Dara datang ke kantor terlalu pagi hari itu. Ruko dua lantai yang sudah menjadi kantornya dua tahun belakangan ini masih sepi; baru pegawai kebersihan saja yang sampai, sudah sibuk bersih-bersih bagian depan kantor yang tidak seberapa luas.sebuah kantor pengacaranya sendiri yang sudah ia impkan sejak dahulu,dengan namanya terpampang di plang depan kantor bertuliskan "DARA & ASSOCIATES".
"Pagi, Bu." Mereka yang berpapasan dengan Dara ramah menyapa, memaksa Dara untuk menarik senyum di bibir dan balas menyahut, "Pagi juga" seperti tidak terjadi apa-apa, benar-benar mengacuhkan perasaan tidak enak yang masih bergelayut di dalam dada akibat mimpi yang membangunkannya tadi di rumah.
Dara masuk ke dalam ruangannya lalu mendesah begitu matanya bertemu dengan setumpuk berkas kasus yang masih parkir di meja. Pekerjaan semalam belum banyak yang rampung, bahkan yang dibawa pulang ke rumah pun masih ada di dalam tasnya, tidak tersentuh sama sekali setelah tadi malam Dara kebablasan tidur akibat terlalu lelah untuk menyambung kerja setelah menghadiri persidangan salah satu kliennya.
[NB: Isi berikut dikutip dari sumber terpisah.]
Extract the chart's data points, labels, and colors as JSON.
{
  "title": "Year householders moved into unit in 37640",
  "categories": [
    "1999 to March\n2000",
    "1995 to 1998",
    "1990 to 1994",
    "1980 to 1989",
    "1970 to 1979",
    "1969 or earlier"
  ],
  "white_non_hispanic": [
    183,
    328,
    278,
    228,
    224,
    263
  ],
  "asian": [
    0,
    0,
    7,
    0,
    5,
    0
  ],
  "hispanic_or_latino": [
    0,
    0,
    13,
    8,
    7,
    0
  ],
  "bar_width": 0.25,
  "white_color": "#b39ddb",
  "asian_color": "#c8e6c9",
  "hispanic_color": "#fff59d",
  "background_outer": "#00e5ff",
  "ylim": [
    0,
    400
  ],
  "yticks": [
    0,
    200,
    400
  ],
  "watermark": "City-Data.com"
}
Dara menarik napas dalam-dalam, berusaha menerima kenyataan. Pekerjaan tetap pekerjaan; kasus tetap kasus yang harus diselesaikan tidak peduli apa gangguan yang Dara punya. Jadwal pengadilan selanjutnya pun semakin dekat; kliennya butuh pembelaan untuk meringankan atau bahkan mendapatkan pembebasan atas tuduhan yang menimpa mereka.
Dara meletakkan tasnya dan duduk, mengeluarkan folder berkas kasus yang sedang ditanganinya. Halaman pertama baru dibuka ketika pintu ruangannya tiba-tiba diketuk dan sekretarisnya masuk dengan cengiran lebar terplester di wajah tegas berias sederhana itu.
"Pagi, Ra."
"Pagi," sahut Dara. Senyum sang sekretaris pun lantas membuat satu alisnya naik tanda penasaran. "Semangat amat pagi-pagi begini. Ada apaan?"
"Lah, gue kan memang selalu semangat pagi-pagi begini."
"Dih, mana ada. Biasanya juga lo datang pagi-pagi begini sambil manyun-manyun gegara lo nggak suka desak-desakan di MRT." Dara menutup balik foldernya dan mencondongkan badannya pada sang sekretaris dengan senyum usil. "Pasti ada sesuatu, 'kan? Ketemu cowok, ya? Makanya seneng begitu."
"Ih, Dara jangan gitu dong! Cowok apaan? Dari mana bisa gue punya waktu buat cari cowok kalau berkas-berkas klien lo aja hampir nggak semuanya terpegang." Sang Sekretaris lalu menunjukkan tentengannya, menarik satu cangkir plastik berisi latte dari kedai kopi yang tidak jauh dari kantor mereka. Dengan cengiran lebar terulas di bibirnya yang dipoles lipstik berwarna merah muda, dia meletakkan latte itu di atas meja Dara. "Nih, gue bawain kopi buat kakak biar nggak suntuk dan nggak mikir yang aneh-aneh soal gue—ah, ini menu baru, by the way. Semoga kakak suka."
"Thanks." Dara membuka tutup kopinya, menghirup aroma kopi yang selalu dibawa sekretarisnya. Hangat kopi segera meliput lidah, memberi indera pengecap milik Dara sedikit rasa pahit dan manis juga tendangan kafein, yang membuatnya sedikit merasa lebih segar. Dia mendecap sekilas, sebelum berkomentar kecil, "Lebih enak dari yang biasanya. Beneran menu baru, nih?"